Vor 20 Jahren war bei Plagiaten von Luxusuhren noch alleine das Design entscheidend. Die Optik sollte stimmen, aber weder die Materialien noch die Uhrwerke wurden entsprechend den originalen Uhren angepasst. Heute ist Edelstahl längst Standard in der Fälschungsindustrie, und bei den Werken zogen schnell die Nachbauten der gängigen, nicht mehr durch Patente geschützten, ETA-Kaliber ein. Neben den Kalibern ETA 2824-2, 2892, die Unitas-Baureihe 6497 und 6498 wird auch das ETA 7750 in den verschiedenen Varianten nachgebaut. Mit den Kalibern von Rolex gingen die Fabriken in Asien dazu über, auch Manufakturwerke nachzubauen. Die digitale Technologie ist dabei hilfreich – Bauteile können über einen 3D-Scan digitalisiert und dann einfach per CNC-Fräse und andere Anlagen repliziert werden. Mit mehreren Varianten des Rolex Kaliber 3135 gibt es schon seit Jahren – und sogar auf der Auktionsplattform eBay – gefälschte Luxusuhrwerke.
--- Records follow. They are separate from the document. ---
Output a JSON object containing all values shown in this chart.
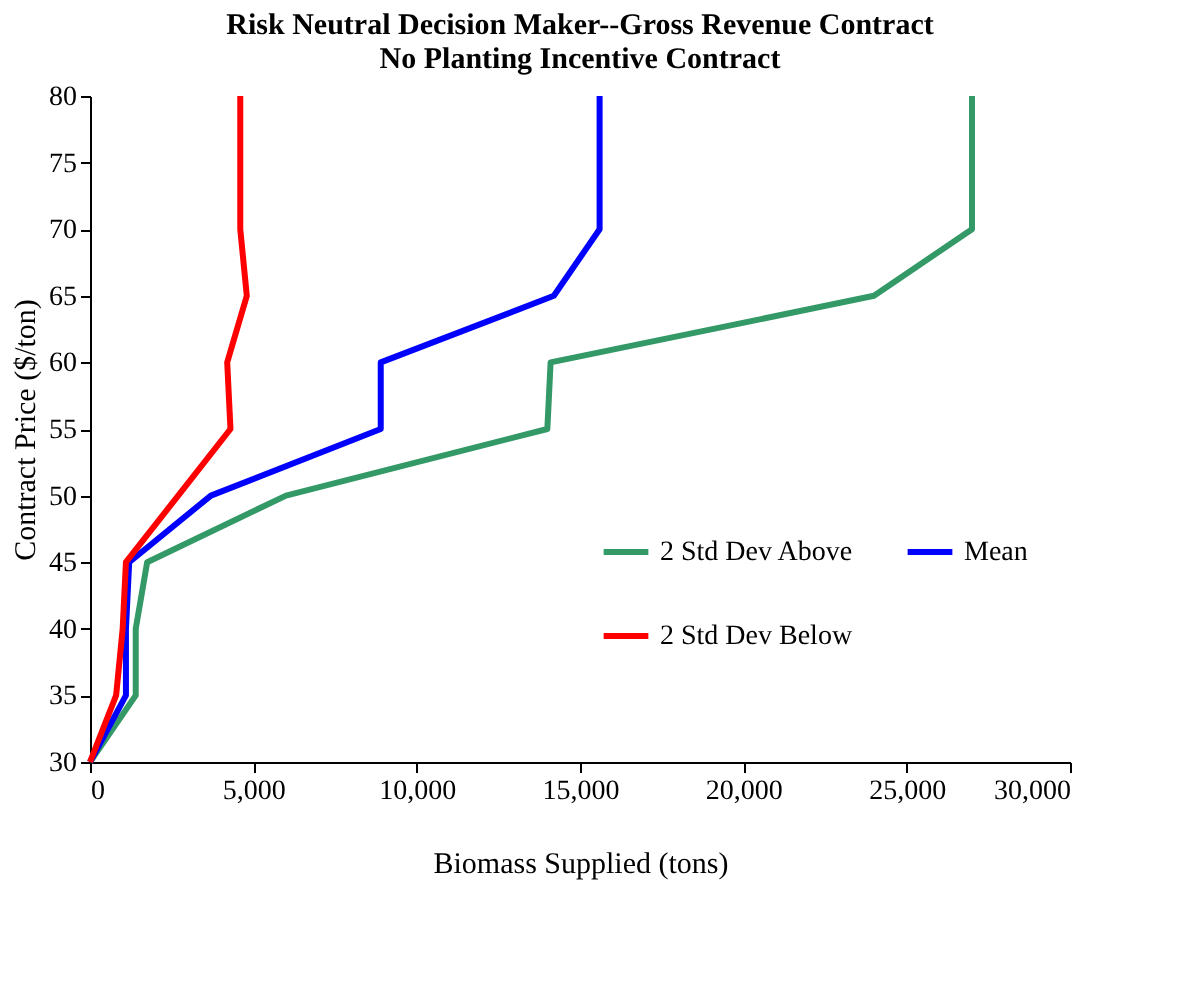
{
  "chart_data": {
    "type": "line",
    "title": "Risk Neutral Decision Maker--Gross Revenue Contract\nNo Planting Incentive Contract",
    "xlabel": "Biomass Supplied (tons)",
    "ylabel": "Contract Price ($/ton)",
    "series": [
      {
        "name": "2 Std Dev Above",
        "color": "#339966",
        "x": [
          0,
          1400,
          1400,
          1750,
          6000,
          14000,
          14100,
          24000,
          27000,
          27000,
          27000
        ],
        "values": [
          30,
          35,
          40,
          45,
          50,
          55,
          60,
          65,
          70,
          75,
          80
        ]
      },
      {
        "name": "Mean",
        "color": "#0000ff",
        "x": [
          0,
          1100,
          1100,
          1200,
          3700,
          8900,
          8900,
          14200,
          15600,
          15600,
          15600
        ],
        "values": [
          30,
          35,
          40,
          45,
          50,
          55,
          60,
          65,
          70,
          75,
          80
        ]
      },
      {
        "name": "2 Std Dev Below",
        "color": "#ff0000",
        "x": [
          0,
          800,
          1000,
          1100,
          2700,
          4300,
          4200,
          4800,
          4600,
          4600,
          4600
        ],
        "values": [
          30,
          35,
          40,
          45,
          50,
          55,
          60,
          65,
          70,
          75,
          80
        ]
      }
    ],
    "xlim": [
      0,
      30000
    ],
    "xticks": [
      0,
      {
        "value": 5000,
        "label": "5,000"
      },
      {
        "value": 10000,
        "label": "10,000"
      },
      {
        "value": 15000,
        "label": "15,000"
      },
      {
        "value": 20000,
        "label": "20,000"
      },
      {
        "value": 25000,
        "label": "25,000"
      },
      {
        "value": 30000,
        "label": "30,000"
      }
    ],
    "ylim": [
      30,
      80
    ],
    "yticks": [
      30,
      35,
      40,
      45,
      50,
      55,
      60,
      65,
      70,
      75,
      80
    ],
    "grid": false,
    "legend": "right",
    "marker": "none",
    "line_style": "solid"
  }
}
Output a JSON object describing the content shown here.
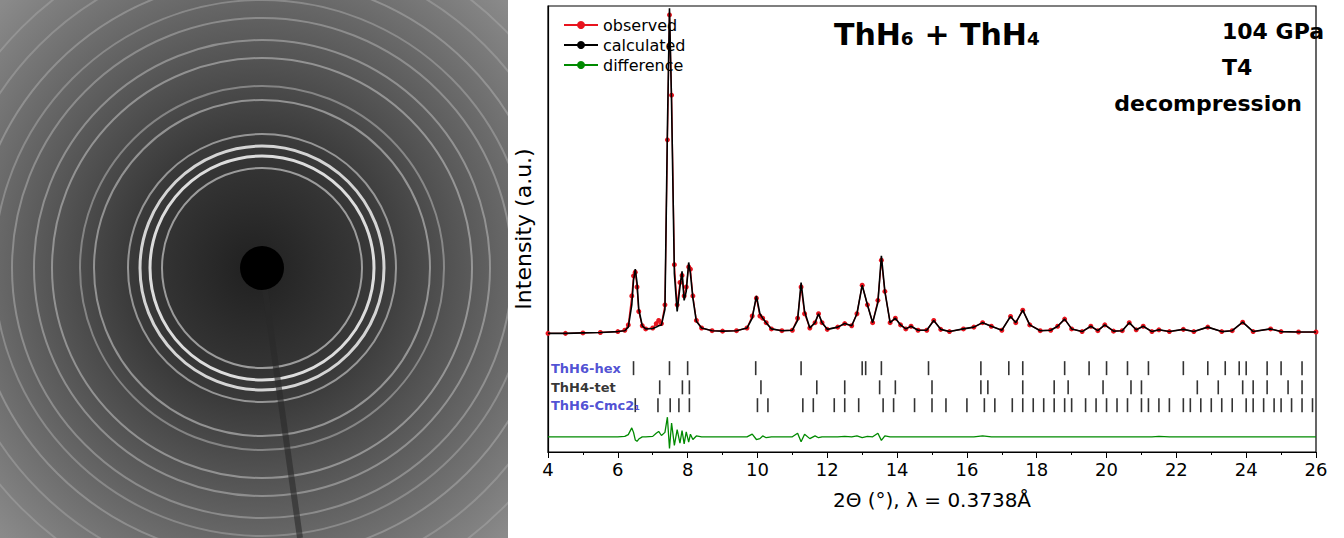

Einen kleinen Donnerschlag gab das nachgebaute Rolex Kaliber 4130 aus dem Chronographen Daytona, dessen optische und technische Identität bei nahe 90 Prozent des Originals liegt und auch in der Lage ist, Profis im Uhrengeschäft zu täuschen.
Die jüngsten Entwicklungen aus China zeigen aber, mit welcher Vehemenz die Fabriken an neuen Uhrwerken arbeiten, um die Nähe der Fälschung zum Original noch weiter zu verstärken. Seit Frühjahr 2020 ist bekannt, dass die Manufaktur Jaeger-LeCoultre Opfer dieser Methoden geworden ist. Ein Nachbau des Jaeger-Kalibers 925-2 – ein hundertprozentiges Manufakturprodukt – ist mittlerweile in den Webshops der gängigen Plagiatehändler angekommen. Auf den ersten Blick ist das Uhrwerk baugleich, es ist unter anderem in der Kalenderuhr Master Ultra Thin Moon verbaut. Bisher gab es diese Uhr als Fälschung mit einem Uhrwerk auf der Basis des Miyota 9015, mit einem in China entwickelten Modul für die Mondphase sowie das Zeigerdatum. Ebenfalls zum Einsatz kommt das neue Werk in der Version 938-1 für das Modell Master Ultra Thin Réserve de Marche. Hier wurde ein Modul zur Anzeige der Gangreserve, ein Zeigerdatum sowie eine kleine Sekunden verbaut. Verantwortlich für den Nachbau ist die AZ Factory, deren geographische Lage allerdings ebenso unbekannt ist wie ihr Management.
Mit dem neuen Uhrwerk – dem Klon des Kalibers 925 – müssen Uhrenkenner bei diesem Modell schon sehr genau hinsehen, um die Unterschiede noch erkennen zu können. Ohne ein Vergleichsmodell, das sicher aus der Schweizer Fertigung in Le Sentier kommt, ist die Aufdeckung des Plagiats kaum möglich. Neben der korrekten Taktfrequenz von 28.800 A/h sind auch alle anderen Merkmale des Uhrwerks übernommen, auch die verschiedenen Zierschliffe auf den Brücken und Kloben. Einzig an der Feinregulierung scheitern die chinesischen Hersteller noch – wie bei den Nachbauten der Rolex-Werke 3135 und 4130 auch. Sämtliche Luxushersteller in diesem Bereich arbeiten mit einer rückerlosen Regulierung, die über Gewichtsschrauben auf dem Unruhreif arbeitet. Die Unruhspirale ist hier daher nur am Endpunkt mit dem Spiralklötzchenträger verbunden. Dieser Mechanismus ist offenbar im Nachbau zu aufwendig, daher verfügt auch das gefälschte Jaeger-LeCoultre-Werk über einen separaten Rücker und einen Spiralklötzchenträger. Dieser Bereich sollte also beim Kauf einer solchen Uhr von einem Nicht-Konzessionär genau geprüft werden.
Insgesamt ist zu erwarten, dass in den kommenden Monaten noch weitere gefälschte Uhrwerke unterschiedlicher Hersteller auf den Markt kommen werden. Die Identifikation der gefälschten Luxusuhren wird damit immer schwerer und erhöht die Gefahr, im Graumarkt einer solchen Uhr auf den Leim zu gehen. Hersteller wie Rolex sind mittlerweile dazu übergegangen, Konzessionäre und Uhrmacher entsprechend zu schulen. Mit dabei sind immer ein paar Beispieluhren aus der Replika-Szene, an denen die Fachkräfte ihre Expertise ausbauen können.